The transaction will also see Trafigura invest $120 million in storage tanks and infrastructure adjacent to NOC's refinery.

Clifford Chance’s partner Merrick White, who led the Singapore team representing NOC, said the transaction could prompt more tie-ups between independent refineries and traders.

“The involvement of major oil companies in the refining market is changing as the integrated oil companies, such as Shell or ConocoPhillips, sell off or de-merge parts of their refining businesses,” he said. “But this deal establishes a new way of working, by creating a mutually-beneficial operational precedent for refinery owners and crude oil traders operating outside of an integrated business.”

The transaction focused for the first time not only on the development of a refinery but also its commercial optimisation, with Trafigura responsible for providing the crude oil feedstock and offtaking some of the refinery products. This is a relatively new concept in the market outside of this integrated oil majors and NOC are pleased to be able to draw upon the expertise of a major oil trader in that respect, White said.

But aligning the vision and interests of both parties to achieve a commercially optimized refinery proved challenging, he said.

It required legal innovation to establish new agreements that provide for a joint refinery and trading team that maximises the commercial performance of the refinery by securing the optimum crude oil feedstocks that will give the highest refinery margin for the refinery's potential refined product range. And this needs to be achieved while managing the commercial conflicts inherent in the crude oil buyer-seller relationship.

“As far as we are aware this is a new form of business cooperation between a refinery and a crude oil trader” he said. “This type of arrangement was previously only seen within the integrated oil companies. It is normally something refinery companies will establish internally, not in conjunction with their crude oil supplier.” But as refineries are increasingly operated by companies outside of the integrated oil majors this may be the first of many similar transactions.

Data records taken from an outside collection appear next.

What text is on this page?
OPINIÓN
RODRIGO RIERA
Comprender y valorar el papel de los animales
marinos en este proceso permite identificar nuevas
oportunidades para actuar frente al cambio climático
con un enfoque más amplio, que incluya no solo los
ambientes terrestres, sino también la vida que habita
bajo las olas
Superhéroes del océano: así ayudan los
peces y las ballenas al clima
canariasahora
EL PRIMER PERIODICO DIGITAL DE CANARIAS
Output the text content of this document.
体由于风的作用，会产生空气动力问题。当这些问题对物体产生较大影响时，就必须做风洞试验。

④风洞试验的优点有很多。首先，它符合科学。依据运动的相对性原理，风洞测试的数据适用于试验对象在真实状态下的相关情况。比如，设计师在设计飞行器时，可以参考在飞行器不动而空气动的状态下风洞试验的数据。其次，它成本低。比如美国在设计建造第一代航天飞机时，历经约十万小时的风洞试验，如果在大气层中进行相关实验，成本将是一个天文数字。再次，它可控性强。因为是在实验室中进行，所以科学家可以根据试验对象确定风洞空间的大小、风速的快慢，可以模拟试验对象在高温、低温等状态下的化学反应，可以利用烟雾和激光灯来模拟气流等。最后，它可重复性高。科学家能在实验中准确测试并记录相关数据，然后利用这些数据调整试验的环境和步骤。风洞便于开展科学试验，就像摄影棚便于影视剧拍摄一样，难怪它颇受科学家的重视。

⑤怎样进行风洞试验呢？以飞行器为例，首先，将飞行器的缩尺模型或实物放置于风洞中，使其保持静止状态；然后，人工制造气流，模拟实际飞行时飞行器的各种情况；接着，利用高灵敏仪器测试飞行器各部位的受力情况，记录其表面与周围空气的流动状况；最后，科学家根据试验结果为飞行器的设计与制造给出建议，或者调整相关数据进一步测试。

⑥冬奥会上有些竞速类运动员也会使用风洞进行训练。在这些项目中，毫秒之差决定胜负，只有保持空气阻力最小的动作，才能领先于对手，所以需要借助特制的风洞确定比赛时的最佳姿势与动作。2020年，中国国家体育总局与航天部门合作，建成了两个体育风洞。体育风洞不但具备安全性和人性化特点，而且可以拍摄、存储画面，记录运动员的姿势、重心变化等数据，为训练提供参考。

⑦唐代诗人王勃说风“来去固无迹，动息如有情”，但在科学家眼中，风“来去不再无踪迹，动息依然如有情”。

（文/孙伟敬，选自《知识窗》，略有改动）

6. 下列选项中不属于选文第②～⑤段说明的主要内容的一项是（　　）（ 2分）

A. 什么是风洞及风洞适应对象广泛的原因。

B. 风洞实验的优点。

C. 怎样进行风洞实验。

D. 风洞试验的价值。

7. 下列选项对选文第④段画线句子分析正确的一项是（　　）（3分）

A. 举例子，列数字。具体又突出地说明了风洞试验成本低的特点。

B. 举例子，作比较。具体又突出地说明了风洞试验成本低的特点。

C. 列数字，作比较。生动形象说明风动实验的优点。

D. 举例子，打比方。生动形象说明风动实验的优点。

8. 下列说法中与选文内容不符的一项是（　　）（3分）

“It was a unique but very interesting situation,” he said. “Establishing terms which would benefit all parties, and ensure they were aligned to achieve the objective of maximized refinery margins was a challenge.”

Due to start up in the first half of 2013, the refinery will have the infrastructure to receive and handle Very Large Crude Carriers through a single point mooring.

In a statement, NOC chairman K.S. Raju said it was a significant milestone for the group. He added NOC planned to raise the refinery’s capacity to 15-million-tonnes/year by 2015.

Trafigura’s APAC oil director Jonathan Pegler said it was an important, long-term venture for Trafigura and an exciting project for all concerned.

“It plays directly to the strengths of NOC as a leading process operator and to Trafigura as a company committed to balancing international supply and demand for oil products,” he said. “India is fast emerging as a leading hub for oil refining, with domestic demand rising and an increasing trend towards cleaner refined products. In this context, the NOC Refinery agreement represents a significant development for us.”